How Cyberbullying Prevention Act Could Land You In Prison - pideon
http://startupearth.com/2009/05/23/how-cyberbullying-prevention-act-could-land-you-in-prison/

======
petercooper
_“Whoever transmits in interstate or foreign commerce any communication, with
the intent to coerce, intimidate, harass, or cause substantial emotional
distress to a person, using electronic means to support severe, repeated, and
hostile behavior, shall be fined under this title or imprisoned not more than
two years, or both.”_

Good! People who set out to _intentionally_ ("with the intent") intimidate,
harass, or distress another individual ("a person") deserves punishment. The
word "substantial" demonstrates it's for incidents far beyond just saying
something like "You're a dick" or "You're wrong because X, Y and Z."

As is usual, though, the problem here isn't with the law as-written but the
way it can be _misinterpreted_ and abused by unethical lawyers and judges. How
do you prove _intent_ to cause distress? If I were to make a flippant comment
about "Christians" believing in "fictional characters", let's say, it should
be obvious I'm not intending to offend or cause emotional distress to "a
person", but could the law be twisted to force me to prove my innocence in
such a minor instance?

------
CalmQuiet
IANAL, but _intent_ is explicitly required: "...with the intent to coerce,
intimidate, harass, or cause substantial emotional distress to a person..."

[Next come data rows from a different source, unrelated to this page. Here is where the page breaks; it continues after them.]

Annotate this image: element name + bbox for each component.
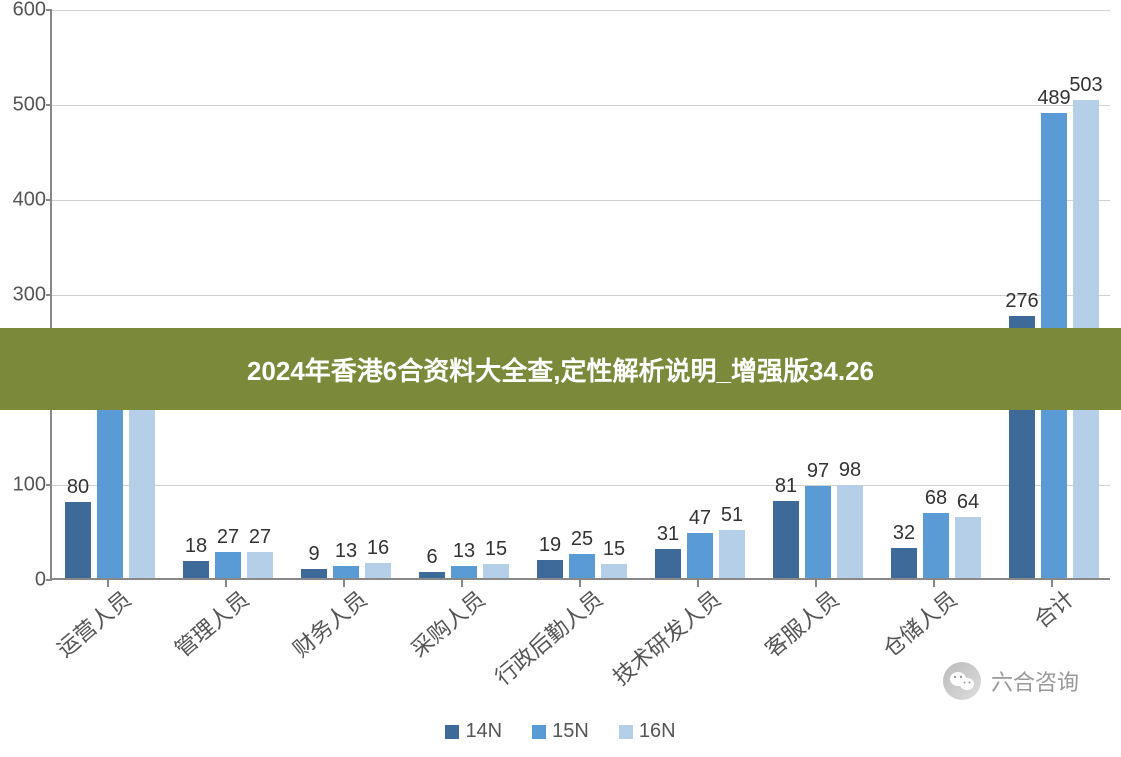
bar [215,552,241,578]
x-tick-mark [697,580,699,587]
bar-value-label: 16 [367,537,389,560]
x-category-label: 运营人员 [49,582,137,663]
bar [451,566,477,578]
legend-label: 14N [465,720,502,743]
x-category-label: 财务人员 [285,582,373,663]
y-tick-label: 500 [0,94,46,117]
bar-value-label: 19 [539,534,561,557]
bar [891,548,917,578]
x-tick-mark [579,580,581,587]
chart-container: 0100200300400500600 80199217182727913166… [0,0,1121,757]
x-tick-mark [343,580,345,587]
x-category-label: 行政后勤人员 [487,582,609,691]
bar [837,485,863,578]
legend-label: 16N [639,720,676,743]
legend-item: 16N [619,720,676,743]
x-category-label: 合计 [1026,582,1080,635]
x-tick-mark [225,580,227,587]
x-category-label: 采购人员 [403,582,491,663]
bar [65,502,91,578]
bar-value-label: 68 [925,487,947,510]
watermark: 六合咨询 [943,662,1079,700]
bar [333,566,359,578]
y-tick-label: 300 [0,284,46,307]
bar-value-label: 80 [67,476,89,499]
bar [687,533,713,578]
gridline [52,200,1110,201]
bar [955,517,981,578]
bar-value-label: 15 [603,538,625,561]
y-tick-label: 100 [0,474,46,497]
bar-value-label: 27 [249,526,271,549]
bar-value-label: 6 [426,546,437,569]
y-tick-label: 600 [0,0,46,22]
bar-value-label: 25 [571,528,593,551]
bar [923,513,949,578]
bar-value-label: 51 [721,504,743,527]
x-tick-mark [933,580,935,587]
bar [655,549,681,578]
bar-value-label: 18 [185,535,207,558]
bar [97,389,123,578]
bar [569,554,595,578]
bar-value-label: 13 [453,540,475,563]
bar-value-label: 503 [1069,74,1102,97]
bar [601,564,627,578]
bar-value-label: 489 [1037,87,1070,110]
bar-value-label: 27 [217,526,239,549]
y-tick-label: 400 [0,189,46,212]
bar-value-label: 31 [657,523,679,546]
bar [365,563,391,578]
bar [773,501,799,578]
bar-value-label: 13 [335,540,357,563]
bar [301,569,327,578]
gridline [52,295,1110,296]
x-category-label: 客服人员 [757,582,845,663]
watermark-text: 六合咨询 [991,665,1079,697]
bar-value-label: 9 [308,543,319,566]
overlay-banner: 2024年香港6合资料大全查,定性解析说明_增强版34.26 [0,328,1121,410]
legend-item: 14N [445,720,502,743]
overlay-text: 2024年香港6合资料大全查,定性解析说明_增强版34.26 [247,351,874,388]
bar [419,572,445,578]
bar-value-label: 47 [689,507,711,530]
bar-value-label: 98 [839,459,861,482]
bar-value-label: 15 [485,538,507,561]
legend-label: 15N [552,720,589,743]
legend-item: 15N [532,720,589,743]
gridline [52,105,1110,106]
bar-value-label: 97 [807,460,829,483]
bar [247,552,273,578]
plot-area: 8019921718272791316613151925153147518197… [50,10,1110,580]
x-tick-mark [461,580,463,587]
legend-swatch [532,725,546,739]
legend: 14N 15N 16N [0,720,1121,743]
bar [183,561,209,578]
x-category-label: 仓储人员 [875,582,963,663]
legend-swatch [619,725,633,739]
bar-value-label: 64 [957,491,979,514]
y-tick-label: 0 [0,569,46,592]
x-tick-mark [107,580,109,587]
gridline [52,10,1110,11]
gridline [52,485,1110,486]
bar-value-label: 32 [893,522,915,545]
bar [483,564,509,578]
x-category-label: 管理人员 [167,582,255,663]
x-tick-mark [815,580,817,587]
legend-swatch [445,725,459,739]
wechat-icon [943,662,981,700]
bar [537,560,563,578]
x-category-label: 技术研发人员 [605,582,727,691]
bar-value-label: 81 [775,475,797,498]
bar [719,530,745,578]
bar-value-label: 276 [1005,290,1038,313]
bar [805,486,831,578]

To a lay person, it seems no small thing to _prove_ such an intent in writing
critical material on web (or elsewhere).

------
jrockway
I doubt this law will pass constitutional muster.

But, if you don't want to be the first test case, I suggest using Tor for
posting anything online. You might want to use an anonymous username, but
every time cops have been sent to my house over a forum posting, the username
gets lost and they only care about the IP that they got obtained from the site
operator. (But also keep in mind that an IP address and a username don't prove
that you did anything illegal, so laws like this are extremely hard to
enforce.)

IANAL, of course, but I do have firsthand experience on this matter. (Also,
Slashdot says they delete the IP address of comments, but they don't. :)

Anyway, let them harass the Tor endpoint in Egypt, or something, not you.